フォトエッセイの記事一覧(全 320件)

ペンギンは暑いと口を開ける

Summer penguin
Photo: “Summer penguin” 2013. Kyoto, Japan, Richo GR.

「アチイ、、アチイヨ。。」
「ダメダ、クチアイテキタ。。ミズ、ミズ」

お前ら、小屋に入れよ、せめて日陰に。

「ミズ、クルハズナンダヨ」
「ココニイタラ、ミズクルンダヨ」


飼育員のねえさんが言うには、今年の夏は暑さでプールの藻の繁殖がシャレにならないらしい。普段は休園日に行われるプール掃除では追いつかないんだという。掃除が終わるまで、ペンギン達は大人しく、水を抜かれたプールの底に立ち尽くしている。掃除機をかけるオカンを見つめる子供のように、日陰に入るわけでもなく、所在なげに。

「南半球に居る鳥ですからね、実際、暑さには結構強いんですよ。でも、ちょっとバテてますね。口開けてますね、早く水を入れないと。。」

暑がっているペンギンは、口を開ける、というのを初めて知った。犬か。

ワン。

Gentle eyes
Photo: "Gentle eyes" 2011. Tokyo, Japan, Apple iPhone 4S, F2.4/35

鮨屋。店の奥から気配がして、振り向いたら戸の影から顔を出していたよ。

「もう、18歳なんですよ。家に置いといたら、何あるか分かんないから、ここにね」

人間で言えば、もうご長寿と言われて久しい年齢。でも、毛並みはサラサラと見事で、目は澄んでいた。


僕は食べ物屋に動物が居る事には否定的だけれど、このご長寿の子を手近でみていたい気持ちはよく分かって、悪い気はしなかった。

首を撫でる。ワン、とも鳴かない。優しい目で、見返している。とても賢くて、優しいのだと言う事が、手に伝わる重みで分かる。そういえば、何年も前に、店の大将の家で君に会った気がするな。

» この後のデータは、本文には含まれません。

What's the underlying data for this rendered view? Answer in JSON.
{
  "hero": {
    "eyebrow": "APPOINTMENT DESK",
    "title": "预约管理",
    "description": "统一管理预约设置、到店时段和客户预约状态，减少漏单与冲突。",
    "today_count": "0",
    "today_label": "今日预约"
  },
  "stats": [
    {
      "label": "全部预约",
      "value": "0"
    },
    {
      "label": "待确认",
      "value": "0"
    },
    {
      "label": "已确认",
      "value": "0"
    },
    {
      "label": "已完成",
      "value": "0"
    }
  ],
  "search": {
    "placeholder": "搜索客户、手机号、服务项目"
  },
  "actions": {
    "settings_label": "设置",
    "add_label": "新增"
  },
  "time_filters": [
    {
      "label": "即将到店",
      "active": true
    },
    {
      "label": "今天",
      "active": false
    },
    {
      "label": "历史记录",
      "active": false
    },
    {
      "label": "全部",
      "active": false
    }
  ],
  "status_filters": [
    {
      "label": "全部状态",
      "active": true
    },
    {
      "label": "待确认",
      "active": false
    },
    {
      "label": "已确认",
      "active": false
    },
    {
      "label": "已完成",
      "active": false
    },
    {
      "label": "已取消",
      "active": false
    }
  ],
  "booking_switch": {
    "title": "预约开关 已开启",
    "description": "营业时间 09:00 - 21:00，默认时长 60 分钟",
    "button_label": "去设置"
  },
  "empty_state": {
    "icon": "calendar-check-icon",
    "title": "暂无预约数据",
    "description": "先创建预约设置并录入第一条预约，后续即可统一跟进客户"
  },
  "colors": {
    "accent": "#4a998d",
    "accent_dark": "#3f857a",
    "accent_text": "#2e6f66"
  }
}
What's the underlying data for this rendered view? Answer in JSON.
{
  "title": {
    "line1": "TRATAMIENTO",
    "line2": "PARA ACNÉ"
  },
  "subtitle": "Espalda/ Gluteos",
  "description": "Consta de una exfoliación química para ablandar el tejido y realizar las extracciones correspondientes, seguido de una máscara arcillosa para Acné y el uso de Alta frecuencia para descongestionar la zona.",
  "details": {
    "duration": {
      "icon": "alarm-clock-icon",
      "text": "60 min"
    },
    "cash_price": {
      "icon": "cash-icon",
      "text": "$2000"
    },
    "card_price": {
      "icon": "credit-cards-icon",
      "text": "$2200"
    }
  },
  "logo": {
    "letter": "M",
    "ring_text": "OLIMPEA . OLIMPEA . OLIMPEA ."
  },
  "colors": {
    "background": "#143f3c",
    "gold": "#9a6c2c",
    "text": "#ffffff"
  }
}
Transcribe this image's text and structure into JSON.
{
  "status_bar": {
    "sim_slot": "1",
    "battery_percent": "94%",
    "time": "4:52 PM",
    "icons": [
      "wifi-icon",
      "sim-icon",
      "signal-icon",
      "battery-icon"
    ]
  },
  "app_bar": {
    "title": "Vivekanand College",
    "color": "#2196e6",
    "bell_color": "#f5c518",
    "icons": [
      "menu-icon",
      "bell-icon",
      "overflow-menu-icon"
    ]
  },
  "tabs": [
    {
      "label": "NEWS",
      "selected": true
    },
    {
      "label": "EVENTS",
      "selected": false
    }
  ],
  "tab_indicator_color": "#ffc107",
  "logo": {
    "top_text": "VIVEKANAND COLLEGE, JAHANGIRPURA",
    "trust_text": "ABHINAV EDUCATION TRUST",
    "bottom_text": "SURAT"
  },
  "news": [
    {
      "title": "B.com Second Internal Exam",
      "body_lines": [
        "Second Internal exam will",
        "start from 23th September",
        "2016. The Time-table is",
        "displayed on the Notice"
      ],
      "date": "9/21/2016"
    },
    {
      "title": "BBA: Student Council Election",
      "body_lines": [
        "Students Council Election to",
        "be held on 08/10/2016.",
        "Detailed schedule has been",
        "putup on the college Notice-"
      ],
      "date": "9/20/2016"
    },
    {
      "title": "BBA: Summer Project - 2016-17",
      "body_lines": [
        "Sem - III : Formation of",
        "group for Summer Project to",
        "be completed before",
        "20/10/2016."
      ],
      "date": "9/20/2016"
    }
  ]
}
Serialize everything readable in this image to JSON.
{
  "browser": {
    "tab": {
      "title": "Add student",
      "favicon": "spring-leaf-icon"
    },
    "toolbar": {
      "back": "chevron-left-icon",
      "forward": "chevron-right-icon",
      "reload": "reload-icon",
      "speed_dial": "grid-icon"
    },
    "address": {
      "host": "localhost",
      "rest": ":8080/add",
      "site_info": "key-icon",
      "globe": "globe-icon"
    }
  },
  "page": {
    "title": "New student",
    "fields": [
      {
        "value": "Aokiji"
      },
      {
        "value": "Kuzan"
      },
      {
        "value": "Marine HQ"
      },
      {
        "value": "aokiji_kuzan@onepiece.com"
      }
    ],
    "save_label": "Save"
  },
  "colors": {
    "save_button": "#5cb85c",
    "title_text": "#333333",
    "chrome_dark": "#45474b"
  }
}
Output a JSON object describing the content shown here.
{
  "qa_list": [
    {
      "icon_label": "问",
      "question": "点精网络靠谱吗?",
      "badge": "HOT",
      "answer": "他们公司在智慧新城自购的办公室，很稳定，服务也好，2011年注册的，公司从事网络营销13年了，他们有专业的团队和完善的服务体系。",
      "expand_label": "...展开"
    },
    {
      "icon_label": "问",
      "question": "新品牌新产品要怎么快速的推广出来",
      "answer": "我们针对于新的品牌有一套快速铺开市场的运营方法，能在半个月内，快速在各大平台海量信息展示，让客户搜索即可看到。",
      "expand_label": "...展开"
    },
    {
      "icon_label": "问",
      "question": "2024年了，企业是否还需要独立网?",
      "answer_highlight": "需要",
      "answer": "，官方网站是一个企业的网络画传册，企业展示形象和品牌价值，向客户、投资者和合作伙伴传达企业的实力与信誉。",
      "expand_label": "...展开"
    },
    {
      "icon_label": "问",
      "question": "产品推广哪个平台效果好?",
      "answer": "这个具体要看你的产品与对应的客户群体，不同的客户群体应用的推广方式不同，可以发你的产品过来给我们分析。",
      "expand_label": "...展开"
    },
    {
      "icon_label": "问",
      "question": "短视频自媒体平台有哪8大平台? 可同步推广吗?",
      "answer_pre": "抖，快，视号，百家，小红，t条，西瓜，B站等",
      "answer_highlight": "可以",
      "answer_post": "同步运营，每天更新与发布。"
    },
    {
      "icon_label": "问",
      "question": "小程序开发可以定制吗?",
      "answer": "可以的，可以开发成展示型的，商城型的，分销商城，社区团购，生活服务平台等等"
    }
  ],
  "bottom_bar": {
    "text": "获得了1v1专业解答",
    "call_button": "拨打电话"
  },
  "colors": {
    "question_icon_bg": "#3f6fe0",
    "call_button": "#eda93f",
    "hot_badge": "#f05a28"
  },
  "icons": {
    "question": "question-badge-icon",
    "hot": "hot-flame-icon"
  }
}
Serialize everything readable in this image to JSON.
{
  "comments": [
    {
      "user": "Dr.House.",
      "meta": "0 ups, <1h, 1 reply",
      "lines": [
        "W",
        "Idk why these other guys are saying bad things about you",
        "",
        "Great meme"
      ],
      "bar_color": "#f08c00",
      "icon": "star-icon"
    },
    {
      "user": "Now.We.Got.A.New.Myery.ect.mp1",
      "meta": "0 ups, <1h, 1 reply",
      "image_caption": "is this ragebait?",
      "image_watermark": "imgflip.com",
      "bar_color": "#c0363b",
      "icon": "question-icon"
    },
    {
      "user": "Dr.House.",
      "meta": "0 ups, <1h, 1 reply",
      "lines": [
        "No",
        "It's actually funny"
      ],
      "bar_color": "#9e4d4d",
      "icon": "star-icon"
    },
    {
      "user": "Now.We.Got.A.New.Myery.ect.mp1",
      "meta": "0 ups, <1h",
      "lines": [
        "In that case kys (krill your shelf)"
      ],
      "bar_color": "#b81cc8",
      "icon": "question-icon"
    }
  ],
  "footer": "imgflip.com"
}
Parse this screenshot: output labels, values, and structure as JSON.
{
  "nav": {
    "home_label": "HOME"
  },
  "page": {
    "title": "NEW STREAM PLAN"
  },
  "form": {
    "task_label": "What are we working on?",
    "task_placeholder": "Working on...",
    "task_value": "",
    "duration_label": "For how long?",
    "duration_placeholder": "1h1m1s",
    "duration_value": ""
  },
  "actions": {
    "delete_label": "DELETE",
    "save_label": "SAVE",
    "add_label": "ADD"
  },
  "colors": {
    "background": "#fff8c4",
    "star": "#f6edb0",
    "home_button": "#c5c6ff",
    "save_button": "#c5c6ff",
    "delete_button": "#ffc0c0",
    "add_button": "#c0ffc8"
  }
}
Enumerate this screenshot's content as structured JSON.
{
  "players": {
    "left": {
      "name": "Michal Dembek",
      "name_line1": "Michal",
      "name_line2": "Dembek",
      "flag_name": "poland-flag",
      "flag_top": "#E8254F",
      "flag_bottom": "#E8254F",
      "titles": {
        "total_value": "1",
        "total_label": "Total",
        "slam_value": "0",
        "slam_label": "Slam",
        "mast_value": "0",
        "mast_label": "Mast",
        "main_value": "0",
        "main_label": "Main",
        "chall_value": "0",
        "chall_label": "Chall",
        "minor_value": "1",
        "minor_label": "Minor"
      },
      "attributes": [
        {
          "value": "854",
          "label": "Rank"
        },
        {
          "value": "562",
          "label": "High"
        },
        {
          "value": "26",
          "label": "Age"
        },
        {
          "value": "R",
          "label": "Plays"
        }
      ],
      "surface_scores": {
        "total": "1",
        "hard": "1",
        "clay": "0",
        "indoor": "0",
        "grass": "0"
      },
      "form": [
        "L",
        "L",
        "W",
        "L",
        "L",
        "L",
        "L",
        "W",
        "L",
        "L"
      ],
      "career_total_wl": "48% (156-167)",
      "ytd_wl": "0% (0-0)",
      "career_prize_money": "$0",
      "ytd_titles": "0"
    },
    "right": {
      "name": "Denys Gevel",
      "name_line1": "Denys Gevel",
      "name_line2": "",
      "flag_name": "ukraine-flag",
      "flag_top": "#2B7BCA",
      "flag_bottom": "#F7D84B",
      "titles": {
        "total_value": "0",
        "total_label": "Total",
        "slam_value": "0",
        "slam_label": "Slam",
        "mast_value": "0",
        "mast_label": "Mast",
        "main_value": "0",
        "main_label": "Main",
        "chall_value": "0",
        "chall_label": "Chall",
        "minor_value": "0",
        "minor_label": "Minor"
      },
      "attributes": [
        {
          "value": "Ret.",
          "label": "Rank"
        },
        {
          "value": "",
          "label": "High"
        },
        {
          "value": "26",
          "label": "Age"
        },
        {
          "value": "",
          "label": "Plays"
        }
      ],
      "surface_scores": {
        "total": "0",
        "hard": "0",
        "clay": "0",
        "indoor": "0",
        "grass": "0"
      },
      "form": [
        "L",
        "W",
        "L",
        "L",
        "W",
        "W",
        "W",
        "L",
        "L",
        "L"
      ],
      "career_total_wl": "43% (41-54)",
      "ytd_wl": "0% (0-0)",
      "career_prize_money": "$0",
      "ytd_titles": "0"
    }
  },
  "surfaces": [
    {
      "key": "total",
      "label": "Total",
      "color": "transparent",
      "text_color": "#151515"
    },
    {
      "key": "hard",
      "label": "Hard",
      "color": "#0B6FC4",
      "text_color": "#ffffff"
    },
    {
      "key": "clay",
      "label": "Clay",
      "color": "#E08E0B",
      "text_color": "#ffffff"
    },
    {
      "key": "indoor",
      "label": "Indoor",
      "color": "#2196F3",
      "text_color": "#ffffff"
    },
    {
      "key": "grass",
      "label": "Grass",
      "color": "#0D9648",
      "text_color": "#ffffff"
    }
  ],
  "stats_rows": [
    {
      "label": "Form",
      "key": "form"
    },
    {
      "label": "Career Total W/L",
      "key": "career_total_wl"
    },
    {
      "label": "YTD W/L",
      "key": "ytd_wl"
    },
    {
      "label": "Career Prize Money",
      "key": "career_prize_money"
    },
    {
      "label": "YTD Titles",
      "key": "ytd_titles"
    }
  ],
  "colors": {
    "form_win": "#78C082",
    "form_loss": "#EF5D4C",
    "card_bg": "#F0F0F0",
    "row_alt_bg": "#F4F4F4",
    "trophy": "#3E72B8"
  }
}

帰り際、戸の影から小さく「ワン」と鳴いた。長生きしろよ。

羊ベェェ。

sheep
Photo: "Sheep" 2011. Yamanashi, Apple iPhone 3GS, F2.8/37.

ちょっと行ったところに、羊が居るらしい。そんな話を訊いて、旅先の宿から出かけてみる。

初夏の太陽がカッと照りつけ、高原のカラカラした空気の中でも、汗が出てくる。

時折日陰で休みながら、牧場へとてくてく歩く。


何かの理想をもってつくられた、瀟洒なペンションが建ち並び、かと思うと何かの理想が妥協になってしまった、ペンションだか民宿だかわからない建物がまじる。ああ、ニッポンの観光地、といった光景。

やがて県道沿いに、牧場が見えてきた。人気の無い、埃っぽい牧場。建物の影から、草刈り機の音がするが、人影は見えない。

かまわず中に入っていくと、囲いの中に、いきなり羊が居た。樹脂で出来た、いたって実用的な小屋の脇の、せまっくるしい柵の間に、午後の日を浴びながら我慢強く立っている。


ふれあい広場、の看板はあるが、係の人は居ない。柵の外から勝手に触れあう分には、無料であろうと解釈する。山羊が三匹ばかりと、羊が一匹の、ふれあい広場。

それにしても、えらく暑い。なにをするでもなく、羊が立っている。のぞき込むと、羊も僕をのぞき込んでくる。そして、ベェェェ、と驚くべき音量で鳴く。

ベェェェ、ベェェェ。

鼻の頭が、繊細にシワシワになっている。毛は短く刈られて、くしゃくしゃになって湿っている。暫く眺めて、ふむ、と思って背を向けると、わざわざ身を翻して、ベェェと僕を呼ぶ。


やや傾いてきた太陽の下で、ベェェと向かい合いながら眺めている。目が、白ブドウのように澄んでいた。